Babası hattat, ağabeyi nakkaş olan Osman Zeki Oral, 1925 yılında Karadeniz Ereğli’sinde dünyaya gelmiştir. Sanatçı bir aileden gelmesi daha çocuk yaşlarda boya ve fırçayı tanıma şansını doğurmuştur. Sanat eğitimine ilk kez ağabeyi nakkaş Mehmet Gani’nin gözetiminde duvarlara çiçek resmi yaparak başlamıştır. Çizgiler, çiçekler, stilize biçimler ve renklerden oluşan bu duyarlı ve coşkulu dünyanın izleri olgun döneminde yaptığı çalışmalara kadar uzanmış ve onun sanatını biçimlemede önemli bir etken olmuştur (Cantürk, 1999, s. 4).
1943 yılında girmiş olduğu İstanbul Güzel Sanatlar Akademisinde önce Seyfi Toray ve Şefik Bursalı Atölyelerinde, 1944 yılından itibaren ise Bedri Rahmi Eyüboğlu Atölyesinde sanat eğitimini sürdürmüştür. 1950’de Akademinin Yüksek Resim Bölümünden mezun olmuştur (Osman Zeki Oral Sergi Kataloğu, 2010, s. 2). Atölyedeki eğitimi esnasında hocası Bedri Rahmi’nin arkadaşları olan Orhan Veli ve Sabahattin Ali gibi edebiyat ve düşünce dünyasından önemli kişileri tanıma fırsatı bulmuştur. Ayrıca akademide, Ahmet Hamdi Tanpınar’dan estetik ve mitoloji dersleri almıştır (Oral ve Oral Koray, 2024).
Onlar Grubu ve Grubun Pelvan Osman Reisi
Bedri Rahmi’nin on öğrencisi tarafından kurulan Onlar Grubu’nun[1] amacı; Anadolu’nun geleneksel motifleri ile çağdaş Batı resminin anlatım biçimlerini birleştirip doğadan ve yaşamdan seçtikleri konuları yöresel bir üslup ve soyutlama anlayışı ile yansıtarak Türk resminin özgün üslubunu oluşturmaktır (Eczacıbaşı Sanat Ansiklopedisi, 1997, s. 1376).
12 Mayıs 1946 tarihli Cumhuriyet Gazetesi’nde yayımlanan ilk sergi duyurusunda Güzel Sanatlar Akademisinden mezun 10 genç ressamın, akademi öğretmenlerinin benimsediği değerleri paylaşarak yola çıktıkları vurgulanır (Binzet, 2003, s. 23). Türk resim sanatında bir ekol haline dönüşerek özgünlük ve kimlik arayışının simgesi olan Onlar Grubu’nun ilk sergisi akademide açılmıştır.
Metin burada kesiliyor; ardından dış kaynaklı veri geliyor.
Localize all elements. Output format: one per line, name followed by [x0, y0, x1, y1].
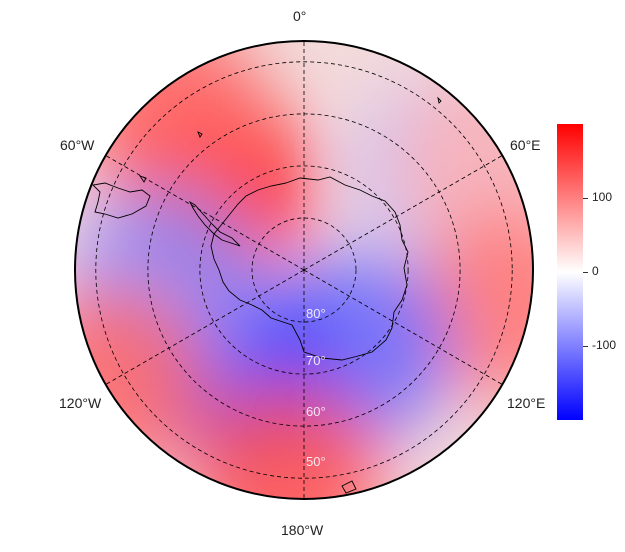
graticule [95, 41, 513, 499]
meridian-line [105, 269, 305, 385]
latitude-circle [199, 165, 409, 375]
antarctica-coastline [92, 96, 442, 494]
lat-label-60: 60° [306, 404, 326, 419]
island-group [138, 96, 442, 494]
lon-label-upper-left: 60°W [60, 137, 95, 153]
meridian-line [105, 155, 305, 271]
antarctic-peninsula [188, 200, 241, 247]
lon-label-bottom: 180°W [281, 522, 324, 538]
coastline-west [210, 182, 301, 341]
lon-label-top: 0° [293, 8, 307, 24]
lon-label-lower-left: 120°W [59, 395, 102, 411]
meridian-line [303, 155, 503, 271]
lon-label-lower-right: 120°E [507, 395, 546, 411]
lat-label-80: 80° [306, 306, 326, 321]
map-outline [74, 40, 534, 500]
lat-label-50: 50° [306, 454, 326, 469]
lon-label-upper-right: 60°E [510, 137, 541, 153]
colorbar [557, 124, 583, 420]
colorbar-tick-minus-100 [583, 346, 588, 347]
colorbar-label-100: 100 [592, 190, 613, 204]
colorbar-tick-100 [583, 198, 588, 199]
lat-label-70: 70° [306, 353, 326, 368]
latitude-circle [95, 61, 513, 479]
colorbar-label-0: 0 [592, 264, 599, 278]
coastline-east [285, 176, 409, 361]
colorbar-tick-0 [583, 272, 588, 273]
south-america-tip [92, 182, 151, 219]
latitude-circle [251, 217, 357, 323]
colorbar-label-minus-100: -100 [592, 338, 617, 352]
meridian-line [303, 269, 503, 385]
Hocası Bedri Rahmi’nin önderliği ve teşviki ile Oral, bu sergiye siyah beyaz kilim motifli insan figürü ile katılmıştır (Ersoy, 2003, s. 50). İlk sergilerinde konuları işleyişlerindeki özgünlük ve özgürlük ile sanat ortamına yenilik getiren tek toplu hareket olarak değerlendirilmişlerdir. Grup içinde Turan Erol, Orhan Peker, Fikret Otyam, Leyla Gamsız, Adnan Varınca, Mehmet Pesen, Mustafa Esirkuş ve Osman Zeki Oral gibi çağdaş Türk resminin tanınmış birçok sanatçısı bulunmaktaydı (Başkan, 2014, s. 110).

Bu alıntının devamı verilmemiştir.